Weirdly enough, both the OP and ED of Season two is a lot softer and less high energy than I expected. Compared to what Tasuku Hatanaka did with “Dying Wish”, “Twisted Hearts” is a lot less energetic with a much more mellow beat than I was expecting. It still has those ‘darker’ beats that its predecessor had, but whereas Dying Wish had a lot more contrast, this OP just kinda sounds…samey. And while I still think it’s a good opening, I’m a little disappointed that the song isn’t as dramatic or over the top as its older sister. Same story with Stereo Dive Foundation’s “Omega“; a song with a pretty even beat throughout without much variation throughout. Though this one isn’t that much of a far cry from Season one’s ending, so it’s not that ‘offensive’. Just not as memorable as I think it could’ve been.

Final Thoughts:

While I’ve certainly aired some personal grievances about Yuukoku no Moriarty’s presentation and characterization, at the end of the day, there’s not really a lot else I can say for or against the show. For the most part, the show encapsulates the Sherlock mythos in a way that feels both classic yet new given how Moriarty is the focal point and functions as a murderous Robin Hood style character with his ‘Eat the Rich’ mentality and sense of justice. On top of that, the show does a fantastic job at creating new cases that each feel different from one another in presentation despite all of them focusing on the same socioeconomic problem that serves as the lingering thread that ties everything in this show together.

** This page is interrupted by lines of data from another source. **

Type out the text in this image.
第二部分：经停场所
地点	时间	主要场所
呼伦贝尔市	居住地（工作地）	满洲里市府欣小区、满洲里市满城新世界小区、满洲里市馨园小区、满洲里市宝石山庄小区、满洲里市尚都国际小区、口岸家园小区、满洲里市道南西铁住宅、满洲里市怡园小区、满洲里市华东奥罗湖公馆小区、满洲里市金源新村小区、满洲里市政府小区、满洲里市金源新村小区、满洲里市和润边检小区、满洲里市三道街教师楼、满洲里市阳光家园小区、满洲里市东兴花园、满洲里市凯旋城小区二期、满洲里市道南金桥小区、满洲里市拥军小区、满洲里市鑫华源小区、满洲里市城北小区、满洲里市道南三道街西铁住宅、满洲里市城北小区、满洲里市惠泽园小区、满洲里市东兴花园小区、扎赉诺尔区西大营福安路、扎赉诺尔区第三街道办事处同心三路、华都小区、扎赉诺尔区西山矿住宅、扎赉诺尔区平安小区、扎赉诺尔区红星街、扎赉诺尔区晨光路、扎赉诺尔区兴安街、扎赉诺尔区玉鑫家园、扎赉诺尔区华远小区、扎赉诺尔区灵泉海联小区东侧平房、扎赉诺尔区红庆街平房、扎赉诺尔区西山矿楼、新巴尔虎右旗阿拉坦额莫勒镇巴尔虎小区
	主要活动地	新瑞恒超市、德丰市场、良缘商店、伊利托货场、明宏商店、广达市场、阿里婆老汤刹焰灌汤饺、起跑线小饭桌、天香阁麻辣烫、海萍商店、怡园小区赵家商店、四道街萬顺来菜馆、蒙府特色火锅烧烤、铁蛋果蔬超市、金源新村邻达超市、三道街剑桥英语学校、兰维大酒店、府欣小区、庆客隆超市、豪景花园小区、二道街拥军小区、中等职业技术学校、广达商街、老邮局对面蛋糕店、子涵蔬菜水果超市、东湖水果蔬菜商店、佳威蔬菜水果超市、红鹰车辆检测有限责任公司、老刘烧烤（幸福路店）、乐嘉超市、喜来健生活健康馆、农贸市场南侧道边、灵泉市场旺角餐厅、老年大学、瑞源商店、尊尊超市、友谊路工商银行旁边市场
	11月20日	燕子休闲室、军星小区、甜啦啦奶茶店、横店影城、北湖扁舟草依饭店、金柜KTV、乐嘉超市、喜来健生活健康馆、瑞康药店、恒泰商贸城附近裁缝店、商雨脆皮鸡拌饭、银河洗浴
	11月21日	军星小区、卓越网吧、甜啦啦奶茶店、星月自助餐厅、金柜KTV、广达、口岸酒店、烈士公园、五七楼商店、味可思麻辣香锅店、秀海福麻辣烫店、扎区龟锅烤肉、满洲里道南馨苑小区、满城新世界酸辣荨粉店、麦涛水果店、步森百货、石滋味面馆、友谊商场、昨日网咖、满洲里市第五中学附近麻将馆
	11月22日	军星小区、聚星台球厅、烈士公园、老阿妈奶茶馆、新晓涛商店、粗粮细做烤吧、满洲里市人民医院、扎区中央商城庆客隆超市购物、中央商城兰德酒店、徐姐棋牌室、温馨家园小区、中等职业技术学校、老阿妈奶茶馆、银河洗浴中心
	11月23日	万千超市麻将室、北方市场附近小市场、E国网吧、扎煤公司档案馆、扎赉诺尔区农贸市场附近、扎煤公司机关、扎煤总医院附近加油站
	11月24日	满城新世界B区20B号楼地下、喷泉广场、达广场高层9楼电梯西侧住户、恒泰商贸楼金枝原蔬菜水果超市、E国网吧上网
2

All of this is competent storytelling that provides a genuinely good viewing experience. Not much else aside from that can be said because while very few aspects of the show make it worth docking points, by proxy, there isn’t anything here that truly wows me either. Sir Arthur Conan Doyle’s stories have received dozens of adaptations to refit the narrative of the Lord of Crime vs. The Great Detective into slightly different boxes, all hanging on the same basic story beats which ends up giving these adaptations both a sense of familiarity and loose story structure to follow. Yuukoku no Moriarty really isn’t that different from other stories that do that, but that isn’t necessarily a bad thing considering the show is still a good watch at the end of the day.

Overall, a recommended watch if you want to watch something that’s either genuinely a competent show or if you’re looking for some homoerotic undertones between a few of its cast members. Just don’t expect too much beyond what’s stated on the tin.